Ho appreso per puro caso, leggendo le
scritte scorrevoli sotto un programma, che dopo molti anni la Rai si appresta a
riproporre una nuova serie della Corrida e, sebbene sia stato un programma che
ho sempre odiato, anche prima che si ibridasse con la volgarità del televisivo
berlusconiano, sono rimasto piacevolmente colpito da questo ritorno che
potrebbe anche suonare come un piccolo, minimo segno di rinsavimento. Rivedere
finalmente allo sbaraglio dilettanti che orgogliosamente si dichiarano tali al
posto di presuntuosi e sedicenti talenti
creati in studio con tutta la tecnologia disponibile per fare scena è una
consolazione perché ammette il dilettantismo e non lo spaccia per capacità o
creatività come per gli spettacoli di questo tipo. In realtà la trasmissione
nata mezzo secolo fa in radio da un’idea che Corrado Mantoni aveva in qualche
modo rubato a Cesare Zavattini, ha portato alla ribalta molta più capacità ed
estro di non quanto non ne abbiano diffuso i talent standardizzati e omologati
al basso che servono solo a fungere da carne da cannone per uno squallido
universo marchettaro che va dalle discoteche alle cucine: dopotutto dalla
vecchia Corrida sono usciti fuori personaggi come Neri Marcorè, Gigi Sabani o
Emanuela Aureli.
Naturalmente non è di palinsesti che voglio
parlare, ma dei sintomi che essi esprimono e della pandemia neoliberista di cui
soffre il Paese. Scuole sempre peggiori
e sempre più orientate non alla cultura personale, ma all’addestramento a un
lavoro privo di diritti, l’aspirazione unica al denaro e
all’apparenza, il
culto della fisicità più idiota come ubi consistam, l’insaziabile consumismo di eventi e
personaggi da un minuto, assenza di prospettive, hanno creato non solo in
Italia, ma in tutto l’occidente una società di dilettanti da usare e buttare,
riconquistare con l’ultimo giocattolo, sedurre con i lustrini della
comunicazione di massa, con qualche momento di vita in cambio dell’atarassia
sociale. Solo pochissimi sono consapevoli che occorre molta fatica per
acquisire la capacità di dire qualcosa di nuovo, di intelligente e di originale
in qualsiasi campo e ancor meno sono quelli che sono disposti ad affrontare un
iter così difficile anche avendone le possibilità. Abbiamo generazioni della
domenica che fanno dell’approssimazione e del dilettantismo ontologico, del
resto teorizzato dai salmi della flessibilità e della precarietà, una religione
obbligata nel momento in cui si accorgono che le promesse nelle quali sono
stati allevati non erano che illusioni. E in cambio sempre più adolescenti
della upper class pretendono di fare l’operazione contro la miopia, perché si
sa portare gli occhiali potrebbe non sbalzarli nell’empireo dell’immagine.

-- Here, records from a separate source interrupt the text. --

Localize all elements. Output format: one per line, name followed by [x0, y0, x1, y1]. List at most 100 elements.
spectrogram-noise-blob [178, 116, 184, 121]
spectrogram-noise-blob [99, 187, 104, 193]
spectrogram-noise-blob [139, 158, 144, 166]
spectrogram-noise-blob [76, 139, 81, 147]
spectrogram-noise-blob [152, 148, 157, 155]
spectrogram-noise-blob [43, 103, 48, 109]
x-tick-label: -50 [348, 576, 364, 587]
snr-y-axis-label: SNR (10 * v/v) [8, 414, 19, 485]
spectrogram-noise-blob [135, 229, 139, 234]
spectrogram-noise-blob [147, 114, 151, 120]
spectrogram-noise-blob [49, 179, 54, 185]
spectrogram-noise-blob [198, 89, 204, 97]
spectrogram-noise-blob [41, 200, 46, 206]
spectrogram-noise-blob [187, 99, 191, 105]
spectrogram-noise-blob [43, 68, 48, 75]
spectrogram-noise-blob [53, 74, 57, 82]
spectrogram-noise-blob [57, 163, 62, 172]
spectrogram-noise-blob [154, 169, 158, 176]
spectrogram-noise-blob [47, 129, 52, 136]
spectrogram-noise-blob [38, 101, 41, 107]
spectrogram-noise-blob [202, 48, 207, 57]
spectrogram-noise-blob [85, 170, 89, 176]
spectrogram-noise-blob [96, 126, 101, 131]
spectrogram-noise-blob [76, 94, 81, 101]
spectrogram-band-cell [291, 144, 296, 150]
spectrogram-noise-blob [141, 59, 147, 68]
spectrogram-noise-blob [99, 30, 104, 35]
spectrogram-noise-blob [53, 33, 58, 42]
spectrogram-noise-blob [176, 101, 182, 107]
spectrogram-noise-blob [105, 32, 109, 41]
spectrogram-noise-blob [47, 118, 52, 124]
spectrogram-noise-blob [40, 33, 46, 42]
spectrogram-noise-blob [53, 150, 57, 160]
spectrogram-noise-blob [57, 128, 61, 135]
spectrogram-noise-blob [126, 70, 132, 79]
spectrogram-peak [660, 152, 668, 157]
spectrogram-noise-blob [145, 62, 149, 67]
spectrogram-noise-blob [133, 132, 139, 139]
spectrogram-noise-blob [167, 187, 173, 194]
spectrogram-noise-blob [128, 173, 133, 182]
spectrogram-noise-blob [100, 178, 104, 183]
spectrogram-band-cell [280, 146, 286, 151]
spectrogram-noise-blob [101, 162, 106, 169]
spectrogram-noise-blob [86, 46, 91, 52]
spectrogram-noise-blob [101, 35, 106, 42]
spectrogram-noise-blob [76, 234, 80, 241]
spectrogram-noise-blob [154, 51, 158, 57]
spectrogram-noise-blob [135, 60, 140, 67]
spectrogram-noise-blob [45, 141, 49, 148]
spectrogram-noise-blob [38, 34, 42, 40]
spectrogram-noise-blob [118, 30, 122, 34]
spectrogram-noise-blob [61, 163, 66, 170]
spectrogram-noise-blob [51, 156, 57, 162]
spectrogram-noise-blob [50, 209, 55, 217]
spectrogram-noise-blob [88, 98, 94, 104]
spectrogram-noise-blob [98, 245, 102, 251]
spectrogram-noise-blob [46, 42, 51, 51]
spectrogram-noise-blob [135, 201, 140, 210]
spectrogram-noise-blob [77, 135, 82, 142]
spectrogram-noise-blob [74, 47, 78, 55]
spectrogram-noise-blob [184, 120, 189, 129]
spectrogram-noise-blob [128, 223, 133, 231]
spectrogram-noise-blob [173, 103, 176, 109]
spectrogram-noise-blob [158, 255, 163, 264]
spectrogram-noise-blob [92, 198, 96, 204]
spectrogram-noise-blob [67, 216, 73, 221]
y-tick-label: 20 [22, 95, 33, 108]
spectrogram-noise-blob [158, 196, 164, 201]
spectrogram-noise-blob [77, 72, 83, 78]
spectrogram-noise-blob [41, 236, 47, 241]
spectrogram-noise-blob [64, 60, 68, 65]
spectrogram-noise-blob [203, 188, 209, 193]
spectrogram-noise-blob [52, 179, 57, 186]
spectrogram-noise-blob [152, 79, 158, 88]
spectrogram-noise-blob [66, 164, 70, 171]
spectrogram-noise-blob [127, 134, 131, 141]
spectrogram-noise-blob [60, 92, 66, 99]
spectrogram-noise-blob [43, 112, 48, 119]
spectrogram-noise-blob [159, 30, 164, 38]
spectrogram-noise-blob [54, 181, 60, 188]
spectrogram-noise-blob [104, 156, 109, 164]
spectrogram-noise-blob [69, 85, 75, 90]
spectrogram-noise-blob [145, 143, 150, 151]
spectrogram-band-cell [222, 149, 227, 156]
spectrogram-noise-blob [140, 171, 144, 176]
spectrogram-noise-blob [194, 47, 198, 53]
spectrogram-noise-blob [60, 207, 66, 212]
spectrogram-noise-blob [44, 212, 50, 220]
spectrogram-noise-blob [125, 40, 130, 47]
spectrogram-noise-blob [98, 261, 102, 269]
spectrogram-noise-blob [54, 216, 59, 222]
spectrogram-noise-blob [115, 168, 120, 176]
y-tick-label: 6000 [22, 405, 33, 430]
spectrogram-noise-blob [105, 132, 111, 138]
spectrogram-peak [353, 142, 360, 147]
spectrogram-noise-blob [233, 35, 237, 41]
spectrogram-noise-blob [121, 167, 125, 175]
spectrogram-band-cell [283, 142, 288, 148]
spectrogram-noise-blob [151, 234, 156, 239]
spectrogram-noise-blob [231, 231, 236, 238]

Così si spera in qualcosa di numinoso che
dalla polvere porti agli altari e nel frattempo si nascondono le piaghe con
molte diverse strategie: quella di negare l’angoscia e il contesto che la
provoca dicendosi felici così, la miserabile astuzia di travestire sotto
altisonanti cartigli anglofili la modestia delle posizioni e delle responsabilità,
la rincorsa a miracolosi quanti inutili master forniti dal Cepu globale, che ha
trasformato alcune università in vere e proprie Lourdes della pseudo cultura,
il vagheggiare la famosa emigrazione all’estero che poi regolarmente si arena
nei pub o nei casi in cui si hanno le spalle ben coperte si trasforma con
ridicola tracotanza l’incompetenza in una risorsa. Si tratta di salvagenti per
la sopravvivenza interiore visto che da molti anni sono state rimosse
chirurgicamente le prospettive di cambiamento e lotta sociale, che la cultura
si è infantilizzata in modo spaventoso, il gusto si e ridotto a tendenza del
momento o ad eccentricità, che non vi sono più insomma gli strumenti per
affrontare e risolvere la disforia tra
l’identità che viene imposta alle classi popolari dall’esterno e la possibilità
per queste ultime di permettersela se non metaforicamente. Dunque occorre
continuare a sognare senza svegliarsi e sedarsi con i gadget che permettano di
sembra diversi da ciò che si è e cercare di di vivere al di sopra dei propri
mezzi, delle proprie competenze e anche dei propri talenti, se proprio vogliamo
agganciarci a quei “ceti aspirazionali” che bazzicano in varia forma nel mondo
della cultura, che consumano messaggi e ambiguità nell’illusione di essere
elite.
Per quello mi piace che qualcuno finalmente
dica e proclami di essere un dilettante e non un talento straordinario: é come
un bagno termale in una realtà che ancora dopotutto esiste.